The students had some fantastic accomplishments this weekend. One student and her sister just recently finished the prep work on the inside of her Wee Lassie canoe. Many people feel keeps going on and on and on and on.... This work starts with scraping out any residual glue and smoothing the inside of the canoe, which is made more difficult by the concave interior surfaces. Any checks or voids get filled with dookie shmutz and this gets sanded again. We generally apply a sealer coat of epoxy over the whole interior. We finish up by putting a layer of fiberglass and epoxy on the interior. We do this fairly carefully by saturating the cloth and then going back over it with a squeegee to remove excess epoxy and get a nice matte finish that leaves the texture of the cloth. We want the texture in the interior surface of the boat so that it isn't as slippery when it is being used. It is a real milestone in the building process because all that's left is trim work.
The couple who are building the Prospector Ranger fitted the two bottom panels on their canoe. We fit them as panels as opposed to fitting each bottom strip individually - it is quicker from a building standpoint and I find that it is easier for novice woodworkers to get good results. This is another milestone in that all of the hull woodwork is complete. For large boats, the last plank put on the hull is known as the "whiskey plank". It is cause for celebration - traditionally in the form of an alcoholic libation. The cut and fit are complete and next week we will glue the hull panels in place using inner-tubes to clamp them into position.

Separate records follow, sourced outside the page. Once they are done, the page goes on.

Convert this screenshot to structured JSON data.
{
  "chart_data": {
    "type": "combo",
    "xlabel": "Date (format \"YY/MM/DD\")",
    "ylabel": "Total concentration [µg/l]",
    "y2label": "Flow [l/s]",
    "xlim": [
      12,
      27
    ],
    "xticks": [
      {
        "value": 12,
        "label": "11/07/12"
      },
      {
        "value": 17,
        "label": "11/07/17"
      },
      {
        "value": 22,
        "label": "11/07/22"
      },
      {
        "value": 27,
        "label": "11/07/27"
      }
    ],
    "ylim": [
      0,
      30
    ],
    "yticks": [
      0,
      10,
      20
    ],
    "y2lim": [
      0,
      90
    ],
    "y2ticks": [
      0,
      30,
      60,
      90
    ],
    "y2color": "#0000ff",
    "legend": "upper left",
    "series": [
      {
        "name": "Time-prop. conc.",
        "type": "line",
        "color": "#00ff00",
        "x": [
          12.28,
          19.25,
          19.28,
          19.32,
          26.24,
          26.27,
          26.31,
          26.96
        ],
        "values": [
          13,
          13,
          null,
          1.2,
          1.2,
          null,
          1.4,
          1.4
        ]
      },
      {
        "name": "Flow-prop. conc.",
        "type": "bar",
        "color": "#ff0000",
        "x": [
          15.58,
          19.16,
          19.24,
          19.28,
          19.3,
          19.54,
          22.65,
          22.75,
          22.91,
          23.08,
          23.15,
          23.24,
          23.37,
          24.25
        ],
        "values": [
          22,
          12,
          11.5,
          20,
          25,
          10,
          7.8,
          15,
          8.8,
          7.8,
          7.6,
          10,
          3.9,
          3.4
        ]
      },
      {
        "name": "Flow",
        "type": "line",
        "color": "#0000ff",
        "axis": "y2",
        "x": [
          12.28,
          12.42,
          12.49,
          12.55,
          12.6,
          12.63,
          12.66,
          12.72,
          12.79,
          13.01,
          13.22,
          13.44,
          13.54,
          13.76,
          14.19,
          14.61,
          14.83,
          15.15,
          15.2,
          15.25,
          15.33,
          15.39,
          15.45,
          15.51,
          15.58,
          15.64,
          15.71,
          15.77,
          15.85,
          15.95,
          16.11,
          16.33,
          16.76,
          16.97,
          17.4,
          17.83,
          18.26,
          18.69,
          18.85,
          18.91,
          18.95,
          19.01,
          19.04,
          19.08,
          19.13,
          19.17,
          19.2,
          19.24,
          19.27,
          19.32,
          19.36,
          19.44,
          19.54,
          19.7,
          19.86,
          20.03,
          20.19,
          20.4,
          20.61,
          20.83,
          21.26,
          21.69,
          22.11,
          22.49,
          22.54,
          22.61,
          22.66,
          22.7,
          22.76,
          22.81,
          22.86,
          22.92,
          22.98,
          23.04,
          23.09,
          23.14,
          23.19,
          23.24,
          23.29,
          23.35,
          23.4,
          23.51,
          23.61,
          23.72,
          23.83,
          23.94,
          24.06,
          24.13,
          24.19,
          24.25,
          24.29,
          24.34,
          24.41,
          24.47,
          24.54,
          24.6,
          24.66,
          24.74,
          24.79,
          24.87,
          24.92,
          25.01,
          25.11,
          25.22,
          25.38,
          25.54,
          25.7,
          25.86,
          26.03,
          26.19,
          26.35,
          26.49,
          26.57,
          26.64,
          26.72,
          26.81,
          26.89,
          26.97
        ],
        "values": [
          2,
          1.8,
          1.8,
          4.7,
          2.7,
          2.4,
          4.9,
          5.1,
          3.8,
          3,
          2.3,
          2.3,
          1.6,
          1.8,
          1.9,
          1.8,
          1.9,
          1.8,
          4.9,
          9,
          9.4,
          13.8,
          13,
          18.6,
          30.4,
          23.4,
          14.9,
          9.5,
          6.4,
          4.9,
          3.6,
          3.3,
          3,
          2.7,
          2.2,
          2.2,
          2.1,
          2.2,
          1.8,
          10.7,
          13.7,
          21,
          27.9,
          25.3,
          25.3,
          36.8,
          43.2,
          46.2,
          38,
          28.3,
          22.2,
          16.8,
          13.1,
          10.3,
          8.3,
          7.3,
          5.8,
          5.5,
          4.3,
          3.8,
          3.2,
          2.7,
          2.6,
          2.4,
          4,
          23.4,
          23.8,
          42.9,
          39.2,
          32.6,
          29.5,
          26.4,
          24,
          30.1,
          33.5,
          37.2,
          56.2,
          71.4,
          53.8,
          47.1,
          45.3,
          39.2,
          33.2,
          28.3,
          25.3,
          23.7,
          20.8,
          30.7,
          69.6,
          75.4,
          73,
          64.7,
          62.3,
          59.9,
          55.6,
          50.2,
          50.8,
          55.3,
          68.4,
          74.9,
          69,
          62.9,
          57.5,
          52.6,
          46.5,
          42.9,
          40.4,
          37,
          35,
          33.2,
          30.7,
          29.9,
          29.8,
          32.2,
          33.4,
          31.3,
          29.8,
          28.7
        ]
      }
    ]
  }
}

Another of my students has just completed his Wee Lassie II. This boat is known as the Double Espresso as this gentleman owns a business selling coffee and has been kind enough to bring in a coffee machine and supplies for the class's 10 O'clock "union break". The canoe has a Western Red Cedar hull with Poplar and Spanish Cedar for a feature strip. The thwart, seat gunnels and coamings are all Mahogany and the decks are Tiger Maple surrounding a Mahogany center stripe. The desk have both an elegant arc and taper to them. The boat still needs the seat to be caned and some varnish, but essentially it was ready to paddle.
After we got the boats put away, I went home for a quick lunch and then headed out to take the family to a circus which was in the area this weekend. Lions, tigers and (no) bears - oh my... I think they had a good time although DS was disappointed not to come home with one of the lighted novelties that they had for sale at the circus. DD simply thought that all the animals were, "Sooo cute!"
We had a nice family dinner out afterward. Low key - which was nice.
Today, my fellow instructors and I had a mission at the school - clean. We arrived at the shop just before 9 AM and proceeded to take the place apart. As my DW pointed out to me this afternoon, nobody has done this level of cleaning in the shop in about 10 years or more - and the place needed it. We cleared out odds and ends of hardware, wood, cardboard, sawdust, chips, cobwebs and myriad other items that were, to be kind, "past use". We brushed down the walls, ceilings, floors and tools. We cleaned out all the dust collection equipment. We spent nearly 7 hours cleaning the shop - and it really shows. We still have more that we'd like to do to clean up and organize, but that will have to wait for another day.